Tours of the cave are fully booked for 2023, but you can enjoy a video tour anytime at this link. You are also invited to sign up for our free newsletter at the very bottom of the page to stay informed about future tours, hikes, and conservation news.
Kickapoo Cavern’s 83 acres includes mature oak and hickory forest intermixed with oak savanna, native remnant prairie, limestone cliffs and rock outcrops. The site was originally a commercial show cave and tourist attraction, though the owner, the late Delores Gaidowski, took great care to protect the wildlife and habitat of the site. Delores’ daughter, Carole Porter, was thrilled to be able to work with the Conservancy to honor her mother’s wishes to find a like-minded steward for the future of the site. The land was transferred into the Conservancy’s ownership on August 25, 2017.
Kickapoo Caverns includes one of Wisconsin’s longest natural cavern systems just west of Wauzeka, Wisconsin. The site features a stunning limestone cavern system includes an underground pool, beautiful cave formations, and most importantly, provides hibernacula for the federally threatened northern long-eared bat and state-threatened little brown bat and eastern pipistrelle. Bats utilize river corridors for migration and the Caverns are located just a few miles north of the Wisconsin River, west of the Kickapoo River and nine miles east of the Mississippi River. In addition to the bats, the land is also home to other rare species, including the state-threatened cerulean warbler.

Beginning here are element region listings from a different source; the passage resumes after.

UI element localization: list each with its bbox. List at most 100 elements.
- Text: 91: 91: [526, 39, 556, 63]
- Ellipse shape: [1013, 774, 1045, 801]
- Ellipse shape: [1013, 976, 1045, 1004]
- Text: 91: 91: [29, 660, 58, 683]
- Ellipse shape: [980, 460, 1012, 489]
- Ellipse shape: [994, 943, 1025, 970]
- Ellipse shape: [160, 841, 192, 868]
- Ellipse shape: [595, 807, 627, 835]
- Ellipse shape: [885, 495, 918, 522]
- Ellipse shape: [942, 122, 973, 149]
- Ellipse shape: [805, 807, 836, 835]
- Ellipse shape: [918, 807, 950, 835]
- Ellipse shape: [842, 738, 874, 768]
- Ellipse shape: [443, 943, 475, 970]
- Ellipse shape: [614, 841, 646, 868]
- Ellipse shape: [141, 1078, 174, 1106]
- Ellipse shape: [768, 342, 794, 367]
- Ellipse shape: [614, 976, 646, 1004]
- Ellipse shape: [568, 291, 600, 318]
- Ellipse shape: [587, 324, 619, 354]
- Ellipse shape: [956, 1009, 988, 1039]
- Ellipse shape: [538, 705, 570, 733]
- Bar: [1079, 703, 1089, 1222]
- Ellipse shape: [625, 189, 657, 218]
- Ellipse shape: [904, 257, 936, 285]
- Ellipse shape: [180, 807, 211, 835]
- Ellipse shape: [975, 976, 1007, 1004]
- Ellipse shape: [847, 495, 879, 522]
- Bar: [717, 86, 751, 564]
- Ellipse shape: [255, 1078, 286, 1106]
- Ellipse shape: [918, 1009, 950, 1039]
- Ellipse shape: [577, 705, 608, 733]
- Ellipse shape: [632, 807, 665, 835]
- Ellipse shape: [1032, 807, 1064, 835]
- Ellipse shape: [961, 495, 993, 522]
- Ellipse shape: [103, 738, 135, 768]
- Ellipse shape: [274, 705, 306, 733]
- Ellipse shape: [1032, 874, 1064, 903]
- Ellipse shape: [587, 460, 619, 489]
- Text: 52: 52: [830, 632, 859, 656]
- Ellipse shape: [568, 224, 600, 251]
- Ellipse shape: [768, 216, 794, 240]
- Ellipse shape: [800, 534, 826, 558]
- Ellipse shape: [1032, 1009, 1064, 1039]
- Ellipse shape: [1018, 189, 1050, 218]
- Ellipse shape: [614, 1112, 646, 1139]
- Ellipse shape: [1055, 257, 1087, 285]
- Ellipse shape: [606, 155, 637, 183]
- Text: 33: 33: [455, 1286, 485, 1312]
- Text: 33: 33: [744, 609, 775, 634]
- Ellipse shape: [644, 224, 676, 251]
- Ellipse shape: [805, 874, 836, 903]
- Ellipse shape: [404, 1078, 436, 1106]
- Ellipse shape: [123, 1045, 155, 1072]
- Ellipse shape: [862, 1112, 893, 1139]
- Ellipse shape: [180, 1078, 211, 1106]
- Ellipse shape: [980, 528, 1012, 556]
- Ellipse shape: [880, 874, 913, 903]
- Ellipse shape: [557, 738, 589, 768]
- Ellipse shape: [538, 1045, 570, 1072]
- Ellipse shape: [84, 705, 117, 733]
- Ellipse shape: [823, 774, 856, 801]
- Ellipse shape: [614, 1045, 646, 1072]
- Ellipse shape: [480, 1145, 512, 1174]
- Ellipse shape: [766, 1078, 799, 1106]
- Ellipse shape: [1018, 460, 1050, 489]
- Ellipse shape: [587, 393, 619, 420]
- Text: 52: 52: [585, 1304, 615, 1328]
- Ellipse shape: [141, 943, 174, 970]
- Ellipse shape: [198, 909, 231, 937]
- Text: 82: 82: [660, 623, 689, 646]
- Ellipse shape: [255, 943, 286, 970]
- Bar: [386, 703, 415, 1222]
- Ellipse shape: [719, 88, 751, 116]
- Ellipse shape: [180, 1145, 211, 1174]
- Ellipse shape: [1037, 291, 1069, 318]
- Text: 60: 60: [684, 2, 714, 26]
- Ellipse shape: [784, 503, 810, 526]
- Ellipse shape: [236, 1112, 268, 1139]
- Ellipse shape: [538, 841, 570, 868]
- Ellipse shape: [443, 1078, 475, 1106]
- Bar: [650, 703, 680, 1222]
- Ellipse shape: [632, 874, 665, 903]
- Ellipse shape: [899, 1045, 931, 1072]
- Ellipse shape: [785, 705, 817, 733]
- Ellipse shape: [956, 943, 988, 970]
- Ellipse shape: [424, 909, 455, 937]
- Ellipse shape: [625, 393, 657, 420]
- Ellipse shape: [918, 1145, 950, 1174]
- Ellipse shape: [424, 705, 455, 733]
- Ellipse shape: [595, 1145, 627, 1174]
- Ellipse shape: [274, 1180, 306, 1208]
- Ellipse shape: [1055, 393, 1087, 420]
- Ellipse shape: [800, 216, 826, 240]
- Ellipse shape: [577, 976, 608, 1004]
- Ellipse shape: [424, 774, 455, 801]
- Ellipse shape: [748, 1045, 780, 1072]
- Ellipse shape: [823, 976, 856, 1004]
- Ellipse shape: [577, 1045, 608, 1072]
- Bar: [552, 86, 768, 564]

The Caverns will be featured at guided tours and special events and closed during the hibernation season August 15 through May 15. Check our events page to learn when tours or special events are scheduled. Sign up for our newsletter for conservation updates and more ways to get involved.
Acquisition of the Kickapoo Caverns property was funded in part by Knowles-Nelson Stewardship Fund, Paul E. Stry Foundation, John C. Bock Foundation, Whitetails Unlimited, Clif Bar Family Foundation, Wisconsin Land Fund, and Crawford County Community Fund.
This 83-acre property provides regionally important winter hibernacula for three species of state-threatened bats.
From La Crosse: Take Hwy 35 south 40 mi. Turn left (east) at Lynxville onto County Road F and go 3.5 miles. Turn right (south) onto Hwy 27 S and go 6.6 mi. Turn left onto County Road N and go just over ¼-mile. Turn right (south) onto Dutch Ridge Rd. and go 0.8 mi. Turn a very slight left (east) onto Rhein Hollow Rd. Go 3.7 miles to the gate at 54850 Rhein Hollow Rd, on the left (north side of the road).
From Wauzeka: Head west on Highway 60 for 2.2 miles. Turn right (north) onto Dutch Ridge Rd. and go 1 mi. Stay straight onto Rhein Hollow Rd and go 1.1 mi. Look for the gate at 54850 Rhein Hollow Road, on the right.